The advantages of Powell's method are discussed in detail in [2] and [4]. Among others, consecutive vectors $\boldsymbol\delta$ tend to be mutually conjugate through the matrix $$\Gamma_{ij}=\sum_{k=0}^{m-1}g_{i}^{(k)}(\boldsymbol x)g_{j}^{(k)}(\boldsymbol x).$$ This makes the algorithm an approximation to the conjugate gradient scheme. Most important for force matching purposes, though, is that beyond the initial $n$ difference quotients no further numeric derivatives are needed explicitly. The only function calls after the initialisation are in the one-dimensional minimisation according to Brent; the results are then reused to calculate the new $\gamma^{(k)}(t)$. Still, the convergence is comparable to the generalised least squares algorithm described above.

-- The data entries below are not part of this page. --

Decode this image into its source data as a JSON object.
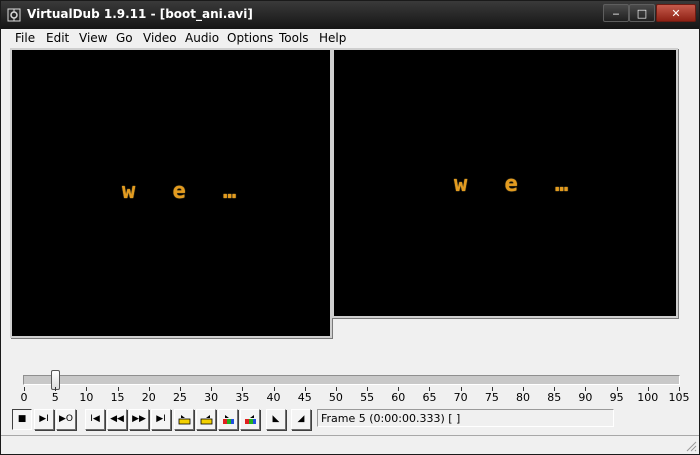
{
  "window": {
    "title": "VirtualDub 1.9.11 - [boot_ani.avi]"
  },
  "title_buttons": {
    "minimize": "‒",
    "maximize": "□",
    "close": "✕"
  },
  "menu": [
    {
      "label": "File"
    },
    {
      "label": "Edit"
    },
    {
      "label": "View"
    },
    {
      "label": "Go"
    },
    {
      "label": "Video"
    },
    {
      "label": "Audio"
    },
    {
      "label": "Options"
    },
    {
      "label": "Tools"
    },
    {
      "label": "Help"
    }
  ],
  "panes": {
    "input_text": "w e …",
    "output_text": "w e …"
  },
  "timeline": {
    "min": 0,
    "max": 105,
    "current": 5,
    "ticks": [
      "0",
      "5",
      "10",
      "15",
      "20",
      "25",
      "30",
      "35",
      "40",
      "45",
      "50",
      "55",
      "60",
      "65",
      "70",
      "75",
      "80",
      "85",
      "90",
      "95",
      "100",
      "105"
    ]
  },
  "toolbar": {
    "buttons": [
      {
        "name": "stop-button",
        "glyph": "■"
      },
      {
        "name": "play-input-button",
        "glyph": "▶I"
      },
      {
        "name": "play-output-button",
        "glyph": "▶O"
      },
      {
        "name": "go-start-button",
        "glyph": "I◀"
      },
      {
        "name": "prev-frame-button",
        "glyph": "◀◀"
      },
      {
        "name": "next-frame-button",
        "glyph": "▶▶"
      },
      {
        "name": "go-end-button",
        "glyph": "▶I"
      },
      {
        "name": "prev-keyframe-button",
        "glyph": ""
      },
      {
        "name": "next-keyframe-button",
        "glyph": ""
      },
      {
        "name": "prev-scene-button",
        "glyph": ""
      },
      {
        "name": "next-scene-button",
        "glyph": ""
      },
      {
        "name": "mark-in-button",
        "glyph": "◣"
      },
      {
        "name": "mark-out-button",
        "glyph": "◢"
      }
    ],
    "frame_status": "Frame 5 (0:00:00.333) [ ]"
  }
}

1. Press, W. H., Teukolsky, S. A., Vetterling, W. T., and Flannery, B. P.: Numerical Recipes in C: The Art of Scientific Computing (Academic Press, Cambridge, 1992), 2 edition.
2. Powell, M. J. D.: A method for minimizing a sum of squares of non-linear functions without calculating derivatives. Comp. J., 7 (4),303–307, 1965.
3. Brent, R. P.: Algorithms for minimization without derivatives. Prentice-Hall series in automatic computation (Prentice-Hall, Englewood Cliffs, NJ, 1973). ISBN 0–13–022335–2.
4. Brommer, P.: Entwicklung und Test von Wechselwirkungspotenzialen in Quasikristallen. Master’s thesis, Universität Stuttgart, 2003.